Everywhere, growing things.

“What if?” she asks. She wants to know what space is. What it’s made of. What grows there. If it might be safer than here. Sometimes teachers know the answers. Sometimes they just want her to stop questioning.

She doesn’t. She asks librarians, asks her phone, asks everyone she meets. The dandelions taught her all about thriving. About wiggling into places no one wants you to be, or dreaming up schemes no one wants you to think. Eventually, like them, she’ll get what she needs.

“A torus spaceship is like a somersault,” she tells her friends. “The outside is moving, but inside you feel safe.” They tumble down a grassy hill and into space.

How to be a successful manic pixie dream girl

Forget whatever you might know of your origins. Forget what you love, and especially forget what you hate. Shrink into toddlerhood – make sure your waist shrinks too. No one over 110 pounds could possibly be eccentric.

Fall in love eternally. Love the carpet, the table, the dogshit on the street. Don’t admit to loving any one person. Love everyone, but not faithfully. Your fickleness is your most charming feature. Kiss strangers. Ignore any flickering doubts of inappropriateness or unease.  Do somersaults in dangerous neighborhoods. Never feel alarmed. No one can be more eccentric than you, so no one could possibly cross your boundaries. Ignore financial, political, and civil rights concerns. Who needs rights when you have imagination?

Develop a unique giggle.
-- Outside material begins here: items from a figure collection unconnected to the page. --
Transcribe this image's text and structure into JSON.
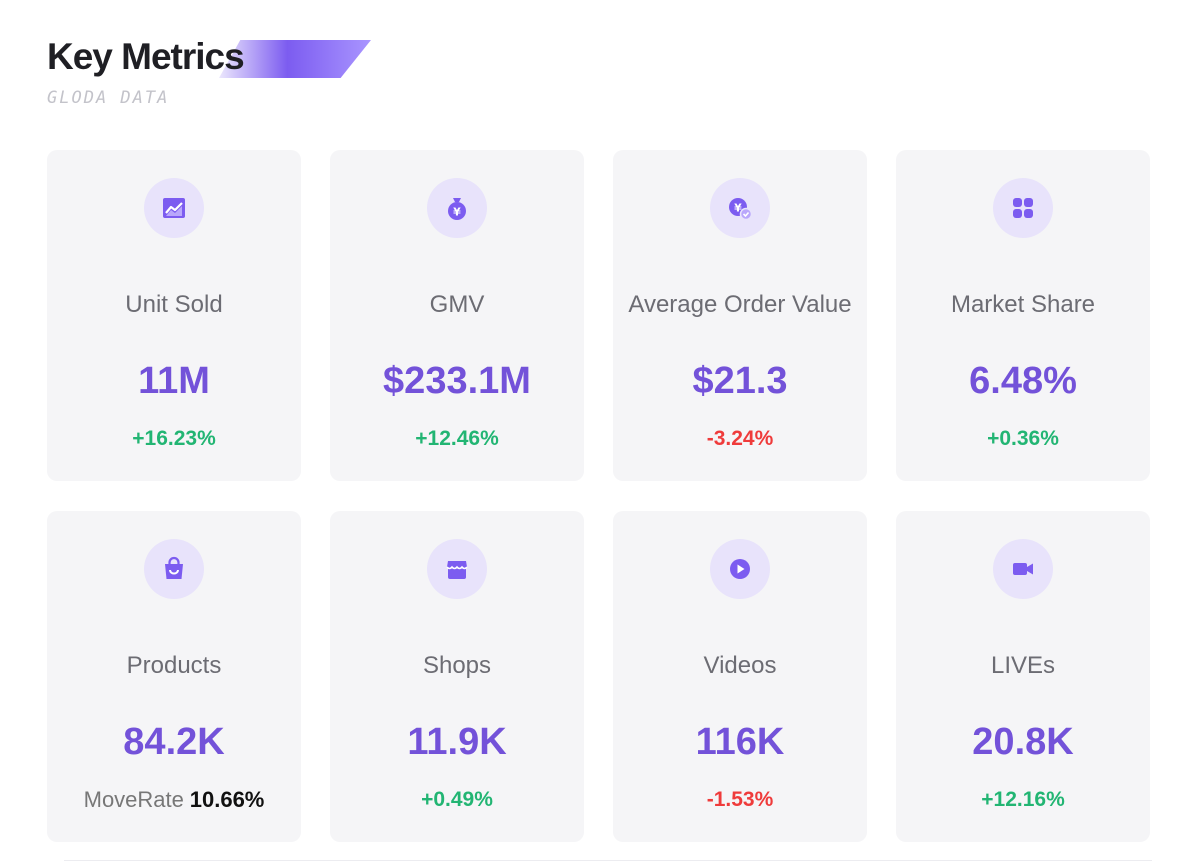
{
  "header": {
    "title": "Key Metrics",
    "subtitle": "GLODA DATA"
  },
  "colors": {
    "accent": "#7352d9",
    "positive": "#22b573",
    "negative": "#ef3b3b",
    "card_bg": "#f5f5f7",
    "icon_bg": "#e8e3fb"
  },
  "metrics": [
    {
      "icon": "trend-chart-icon",
      "label": "Unit Sold",
      "value": "11M",
      "change": "+16.23%",
      "direction": "up"
    },
    {
      "icon": "money-bag-icon",
      "label": "GMV",
      "value": "$233.1M",
      "change": "+12.46%",
      "direction": "up"
    },
    {
      "icon": "yen-check-icon",
      "label": "Average Order Value",
      "value": "$21.3",
      "change": "-3.24%",
      "direction": "down"
    },
    {
      "icon": "grid-blocks-icon",
      "label": "Market Share",
      "value": "6.48%",
      "change": "+0.36%",
      "direction": "up"
    },
    {
      "icon": "shopping-bag-icon",
      "label": "Products",
      "value": "84.2K",
      "extra_label": "MoveRate",
      "extra_value": "10.66%"
    },
    {
      "icon": "storefront-icon",
      "label": "Shops",
      "value": "11.9K",
      "change": "+0.49%",
      "direction": "up"
    },
    {
      "icon": "play-icon",
      "label": "Videos",
      "value": "116K",
      "change": "-1.53%",
      "direction": "down"
    },
    {
      "icon": "video-camera-icon",
      "label": "LIVEs",
      "value": "20.8K",
      "change": "+12.16%",
      "direction": "up"
    }
  ]
}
Be sure to laugh more than you speak. Dye your hair, or at least cut it short. Only eat adorable food. Pickles. Popcorn. Cupcakes. Don’t shy away from adorning yourself in vegetables, trash, or clothing you find in the children’s section of Goodwill (you should be small enough to fit children’s clothes by now).

Remember, you have no boundaries, no needs, no past, no future. You are the moment. You have no concerns, and your only love is transformation. Take delight in your imaginings, but never write them down. That’s too permanent, too serious. You need to become a creature of light, as insubstantial as a cloud. Allow your insignificance to grow until you become significant though it. Walk down the street like it doesn’t exist. Only the moment exists, and you are the moment.

You’re almost ready! Go into the world with the sole intent of finding sad chaps and making them happy. Find the most mundane schmuck possible. Approach him unforgettably. Remember, your charm depends entirely on your ability to slink out of reality. Leave. Leave and don’t come back. You’re not a person. You’re an experience. Don’t be easy to find again. Never pursue. Introduce, enchant, and fall back. Let the world’s saddest schmucks come to you.

Steal their wallets, their cars, and their bank accounts. After all, your fickleness is your most charming feature.